The next step and evolution of mirrorless camera systems needs to be ultra fast lenses.
“Whoa, that’s some intense bokeh,” one of my best friends said to me the other day in a Discord hangout. He was referring to my using the Canon EOS R with the Canon RF 50mm f1.2 L USM lens. It kept my face in focus the entire time and was quite fast about it too. And if you gauge the trends that people with smartphones do when it comes to artificial bokeh, this is going to need to be the next step. Otherwise, there may be a need to boost the bokeh artificially–unless the manufacturers wish to embrace the idea of the camera being a luxury. But otherwise, it’s very fair to say that due to the incredible efforts of engineers, we’ve pretty much reached peak lens.
What do I mean by us reaching peak lens and that we need ultra fast lenses? Well, think about it:
- Engineers have created lenses that deliver pristine quality.
- They’ve basically gotten rid of all the flaws to the point where they have to invent flaws like onion bokeh.
- They’re also engineering the flaws back into the lenses.
It’s crazy, right? We live in a world where there is so much choice when it comes to lenses, and we don’t know what to do with it.

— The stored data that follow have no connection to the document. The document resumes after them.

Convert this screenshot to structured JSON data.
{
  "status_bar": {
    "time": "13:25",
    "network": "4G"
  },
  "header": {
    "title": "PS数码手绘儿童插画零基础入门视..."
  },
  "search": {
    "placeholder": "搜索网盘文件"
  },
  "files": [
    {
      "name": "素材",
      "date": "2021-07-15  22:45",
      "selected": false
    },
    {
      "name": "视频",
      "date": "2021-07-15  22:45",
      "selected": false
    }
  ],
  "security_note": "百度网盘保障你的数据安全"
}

I especially say this as the EIC of a website that has reviewed the most camera lenses on the web. And we’ll hold that title very proudly. So where do we go from here? More focal lengths? More lens options? What it seems people want though is more bokeh. Folks love that stuff, at least in the consumer stage. So we can do it using AI and technology to smooth it out even more. Just think, an f1.4 lens could deliver an image that looks like an f0.95 using artificial rendering. I mean, photographers have been doing it for years with Gaussian blur in some ways. But it could also be done with ultra fast lenses.
Except for the excellent products that Lensbaby is making, we also haven’t found ways to add more aesthetics organically. Why? Because there’s just been such a big emphasis on Photoshop. Eventually, folks are going to have to learn that one can’t do everything in post-production. Instead, they actually just need to be good photographers. Of course, I say this, and companies may see it as a challenge.
Does it sound like sacrilege? Sure! But it would probably get people to repurchase cameras considering how obsessed the world is with their own image.
The photo world could indeed go this way and eventually be outdone in some way or another by the phone. In fact, I feel like this is always the case–the camera manufacturers try to do things organically while the phone manufacturers win everyone over with convenience. And in the long run, I’m still of the feeling that camera manufacturers will need to raise the prices and make semi-luxury products. The phone replaced the watch, and it became a choice between a super functional piece or a luxury. The camera could do the same thing. Like watches, the professional needs specific things. But the consumer just wants to do it as a hobby since they have too much money to burn. And there’s nothing wrong with that at all.
What do you think about artificial bokeh?